There was a time in my life when I ate a bowl of instant ramen every single day.
When you're a moody 13-year-old, sources of reliable satisfaction are in short supply, and when I wrote about it, I learned that I was not alone in relying on ramen to keep me afloat.
Many readers wrote that it's a comfort food for them too - easy to make, consistent, and surprisingly delicious.
At the International Museum of Ramen in Osaka, hordes of people come each year to pay homage.
A free-to-enter chamber of commerce for Nissin Foods, the makers of Cup Noodles and Top Ramen, the museum features a timeline of hundreds of Nissin products, from Chikin Ramen to Spagheny to Cheese Curry Cup Noodles.

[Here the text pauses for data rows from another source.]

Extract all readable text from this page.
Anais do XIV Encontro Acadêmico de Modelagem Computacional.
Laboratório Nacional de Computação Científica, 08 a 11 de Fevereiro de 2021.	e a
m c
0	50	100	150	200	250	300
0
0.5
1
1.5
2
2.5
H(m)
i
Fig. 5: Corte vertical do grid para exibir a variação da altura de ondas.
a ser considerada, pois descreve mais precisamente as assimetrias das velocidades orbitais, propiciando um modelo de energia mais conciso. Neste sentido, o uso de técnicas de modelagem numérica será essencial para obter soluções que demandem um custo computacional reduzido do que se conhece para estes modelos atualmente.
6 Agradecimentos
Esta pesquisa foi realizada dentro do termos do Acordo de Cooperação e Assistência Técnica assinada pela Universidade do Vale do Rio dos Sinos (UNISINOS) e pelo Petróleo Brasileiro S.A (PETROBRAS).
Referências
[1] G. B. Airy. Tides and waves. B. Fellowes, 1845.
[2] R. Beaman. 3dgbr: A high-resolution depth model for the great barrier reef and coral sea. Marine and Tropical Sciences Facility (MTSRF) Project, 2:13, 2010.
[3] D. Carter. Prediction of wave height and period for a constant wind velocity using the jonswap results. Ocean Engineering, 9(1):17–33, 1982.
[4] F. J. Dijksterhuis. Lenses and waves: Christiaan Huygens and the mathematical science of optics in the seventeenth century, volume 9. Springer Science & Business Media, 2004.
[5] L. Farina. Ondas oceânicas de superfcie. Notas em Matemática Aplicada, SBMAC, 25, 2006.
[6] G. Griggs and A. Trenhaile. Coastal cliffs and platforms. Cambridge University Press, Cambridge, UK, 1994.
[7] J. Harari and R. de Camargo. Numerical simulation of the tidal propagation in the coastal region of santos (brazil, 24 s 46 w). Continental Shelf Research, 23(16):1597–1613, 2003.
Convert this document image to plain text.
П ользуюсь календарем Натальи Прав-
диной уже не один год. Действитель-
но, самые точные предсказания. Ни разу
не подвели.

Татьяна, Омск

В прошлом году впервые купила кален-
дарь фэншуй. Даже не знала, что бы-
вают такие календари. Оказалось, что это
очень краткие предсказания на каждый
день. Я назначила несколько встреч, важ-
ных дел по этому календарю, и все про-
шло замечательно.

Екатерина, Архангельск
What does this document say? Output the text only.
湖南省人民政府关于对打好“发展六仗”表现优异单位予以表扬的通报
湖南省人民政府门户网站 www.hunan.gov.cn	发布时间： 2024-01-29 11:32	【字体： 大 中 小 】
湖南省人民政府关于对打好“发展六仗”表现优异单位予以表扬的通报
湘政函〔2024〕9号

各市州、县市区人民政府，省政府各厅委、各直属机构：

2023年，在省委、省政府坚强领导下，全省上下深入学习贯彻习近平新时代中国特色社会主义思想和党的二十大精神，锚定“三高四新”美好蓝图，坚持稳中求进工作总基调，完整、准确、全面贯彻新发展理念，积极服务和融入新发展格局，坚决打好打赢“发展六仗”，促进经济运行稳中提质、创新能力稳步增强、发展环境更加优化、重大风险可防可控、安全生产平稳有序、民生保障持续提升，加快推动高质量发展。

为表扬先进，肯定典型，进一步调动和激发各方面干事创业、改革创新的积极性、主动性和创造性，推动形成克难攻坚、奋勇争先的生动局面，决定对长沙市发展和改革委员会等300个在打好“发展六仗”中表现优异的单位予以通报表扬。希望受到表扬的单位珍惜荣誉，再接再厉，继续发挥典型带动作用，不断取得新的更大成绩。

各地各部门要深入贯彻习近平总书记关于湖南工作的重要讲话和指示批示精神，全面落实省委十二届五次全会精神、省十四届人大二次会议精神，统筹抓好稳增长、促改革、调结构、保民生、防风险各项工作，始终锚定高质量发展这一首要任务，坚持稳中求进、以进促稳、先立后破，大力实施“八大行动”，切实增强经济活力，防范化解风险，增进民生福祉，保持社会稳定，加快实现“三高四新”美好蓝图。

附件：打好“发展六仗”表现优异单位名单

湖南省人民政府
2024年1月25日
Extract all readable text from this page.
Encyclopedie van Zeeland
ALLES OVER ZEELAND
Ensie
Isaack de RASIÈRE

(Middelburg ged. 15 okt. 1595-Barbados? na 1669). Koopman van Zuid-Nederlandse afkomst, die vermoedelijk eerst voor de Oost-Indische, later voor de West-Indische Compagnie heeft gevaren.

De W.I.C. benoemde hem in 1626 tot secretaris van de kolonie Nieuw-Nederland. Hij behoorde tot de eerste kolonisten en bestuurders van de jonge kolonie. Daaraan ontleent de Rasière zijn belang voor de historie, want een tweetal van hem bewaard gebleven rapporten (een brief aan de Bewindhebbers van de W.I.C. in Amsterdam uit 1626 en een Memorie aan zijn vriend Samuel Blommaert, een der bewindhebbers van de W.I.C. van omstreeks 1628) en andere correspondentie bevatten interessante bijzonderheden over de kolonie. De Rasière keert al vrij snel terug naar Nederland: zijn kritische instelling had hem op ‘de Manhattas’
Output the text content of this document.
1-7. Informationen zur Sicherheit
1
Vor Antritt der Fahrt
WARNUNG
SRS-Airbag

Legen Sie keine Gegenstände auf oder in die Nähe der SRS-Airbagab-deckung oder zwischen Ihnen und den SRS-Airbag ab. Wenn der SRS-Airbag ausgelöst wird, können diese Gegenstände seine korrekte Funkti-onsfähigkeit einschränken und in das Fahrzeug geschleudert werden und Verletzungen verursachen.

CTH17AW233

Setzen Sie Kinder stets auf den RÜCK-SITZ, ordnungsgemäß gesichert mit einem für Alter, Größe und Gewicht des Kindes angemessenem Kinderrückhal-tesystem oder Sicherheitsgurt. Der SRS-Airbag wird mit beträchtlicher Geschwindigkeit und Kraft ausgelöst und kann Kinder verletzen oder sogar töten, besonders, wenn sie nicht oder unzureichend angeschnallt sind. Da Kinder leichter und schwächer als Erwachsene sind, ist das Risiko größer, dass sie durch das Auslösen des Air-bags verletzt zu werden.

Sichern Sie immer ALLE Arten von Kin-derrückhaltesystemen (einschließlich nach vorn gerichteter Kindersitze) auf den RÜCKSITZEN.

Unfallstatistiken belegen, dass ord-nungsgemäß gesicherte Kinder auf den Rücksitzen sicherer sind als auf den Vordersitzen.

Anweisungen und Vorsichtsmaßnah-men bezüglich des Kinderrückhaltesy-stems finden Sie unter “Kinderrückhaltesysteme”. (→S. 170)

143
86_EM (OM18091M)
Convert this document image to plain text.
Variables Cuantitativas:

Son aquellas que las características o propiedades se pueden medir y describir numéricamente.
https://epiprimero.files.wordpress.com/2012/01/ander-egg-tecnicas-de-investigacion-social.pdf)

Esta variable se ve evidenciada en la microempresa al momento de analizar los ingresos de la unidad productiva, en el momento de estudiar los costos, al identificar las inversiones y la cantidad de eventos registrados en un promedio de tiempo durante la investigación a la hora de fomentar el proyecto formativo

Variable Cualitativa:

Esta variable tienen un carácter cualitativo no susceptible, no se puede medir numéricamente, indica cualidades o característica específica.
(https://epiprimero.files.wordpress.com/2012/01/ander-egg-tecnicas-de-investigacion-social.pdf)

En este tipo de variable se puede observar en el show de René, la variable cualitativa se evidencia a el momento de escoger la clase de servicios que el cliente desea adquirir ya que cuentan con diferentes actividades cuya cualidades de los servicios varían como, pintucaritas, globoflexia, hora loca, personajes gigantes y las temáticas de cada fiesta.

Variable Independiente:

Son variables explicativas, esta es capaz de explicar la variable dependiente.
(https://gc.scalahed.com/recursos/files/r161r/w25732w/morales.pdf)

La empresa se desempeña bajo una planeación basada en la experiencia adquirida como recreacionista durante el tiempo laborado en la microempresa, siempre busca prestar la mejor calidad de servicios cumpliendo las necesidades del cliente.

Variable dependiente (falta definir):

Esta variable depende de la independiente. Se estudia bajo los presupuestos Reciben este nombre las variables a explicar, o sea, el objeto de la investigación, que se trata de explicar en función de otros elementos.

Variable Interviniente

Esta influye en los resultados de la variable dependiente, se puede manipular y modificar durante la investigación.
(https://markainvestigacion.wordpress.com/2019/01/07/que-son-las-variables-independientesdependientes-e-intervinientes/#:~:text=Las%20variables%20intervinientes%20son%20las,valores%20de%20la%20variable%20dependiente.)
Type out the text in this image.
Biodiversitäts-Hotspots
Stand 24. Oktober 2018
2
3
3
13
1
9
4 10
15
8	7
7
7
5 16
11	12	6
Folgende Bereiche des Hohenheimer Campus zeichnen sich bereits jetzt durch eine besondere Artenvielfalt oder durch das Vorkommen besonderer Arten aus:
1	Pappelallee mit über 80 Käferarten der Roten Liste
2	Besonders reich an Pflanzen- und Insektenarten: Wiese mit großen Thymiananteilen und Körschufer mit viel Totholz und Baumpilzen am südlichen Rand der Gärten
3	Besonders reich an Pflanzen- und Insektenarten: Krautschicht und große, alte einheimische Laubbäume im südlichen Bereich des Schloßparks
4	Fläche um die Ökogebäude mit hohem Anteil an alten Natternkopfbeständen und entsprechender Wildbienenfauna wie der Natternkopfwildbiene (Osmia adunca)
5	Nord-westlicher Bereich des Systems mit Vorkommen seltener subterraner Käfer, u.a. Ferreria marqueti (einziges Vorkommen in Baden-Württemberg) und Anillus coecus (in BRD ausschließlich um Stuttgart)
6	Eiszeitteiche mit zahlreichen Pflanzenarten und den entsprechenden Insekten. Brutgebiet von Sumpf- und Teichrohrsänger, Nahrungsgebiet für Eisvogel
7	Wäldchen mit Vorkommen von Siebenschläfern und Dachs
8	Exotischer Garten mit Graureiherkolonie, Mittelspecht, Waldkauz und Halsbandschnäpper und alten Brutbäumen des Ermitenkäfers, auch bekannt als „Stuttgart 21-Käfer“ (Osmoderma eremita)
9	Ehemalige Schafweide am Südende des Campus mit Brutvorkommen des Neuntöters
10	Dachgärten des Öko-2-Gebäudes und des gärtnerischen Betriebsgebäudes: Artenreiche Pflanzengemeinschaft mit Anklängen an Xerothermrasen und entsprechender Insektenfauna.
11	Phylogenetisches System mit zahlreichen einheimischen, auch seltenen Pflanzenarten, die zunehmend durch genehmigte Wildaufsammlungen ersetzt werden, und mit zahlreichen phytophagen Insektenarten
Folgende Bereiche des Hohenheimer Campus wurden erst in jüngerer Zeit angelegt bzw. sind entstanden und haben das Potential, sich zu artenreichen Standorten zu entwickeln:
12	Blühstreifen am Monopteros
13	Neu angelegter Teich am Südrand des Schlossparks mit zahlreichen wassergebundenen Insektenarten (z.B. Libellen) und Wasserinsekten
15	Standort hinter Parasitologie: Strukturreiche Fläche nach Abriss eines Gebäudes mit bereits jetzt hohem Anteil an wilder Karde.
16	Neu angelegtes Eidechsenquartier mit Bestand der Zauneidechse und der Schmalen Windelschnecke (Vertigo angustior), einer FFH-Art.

Ramen-related ephemera and tributes are also placed around the exhibit space on the way to the main attraction, an enormous hall where you can design and purchase your own Cup Noodles.
My favourite oddity is a sculpture depicting-embedded in stone so as to suggest future archaeology-fossils, a cell phone, and a brilliantly coloured Cup Noodles open and ready to eat, its noodles already held aloft by a plastic fork.
A placard gives the sculpture's title: "Eternal."
Instant ramen can seem so elemental that it's almost surprising to learn that it required inventing. But coming up with a shelf-stable, quick-cooking noodle soup was far from simple, or intuitive.
The oft-told story of Momofuku Ando suggests it was difficult: the struggling Osaka businessman experimented for months in his backyard shed before launching Nissin in 1958.
The catalysing insight was flash-frying the noodles after they had been boiled, seasoned, and dried.
Frying them zaps away any remaining water, increasing their shelf life.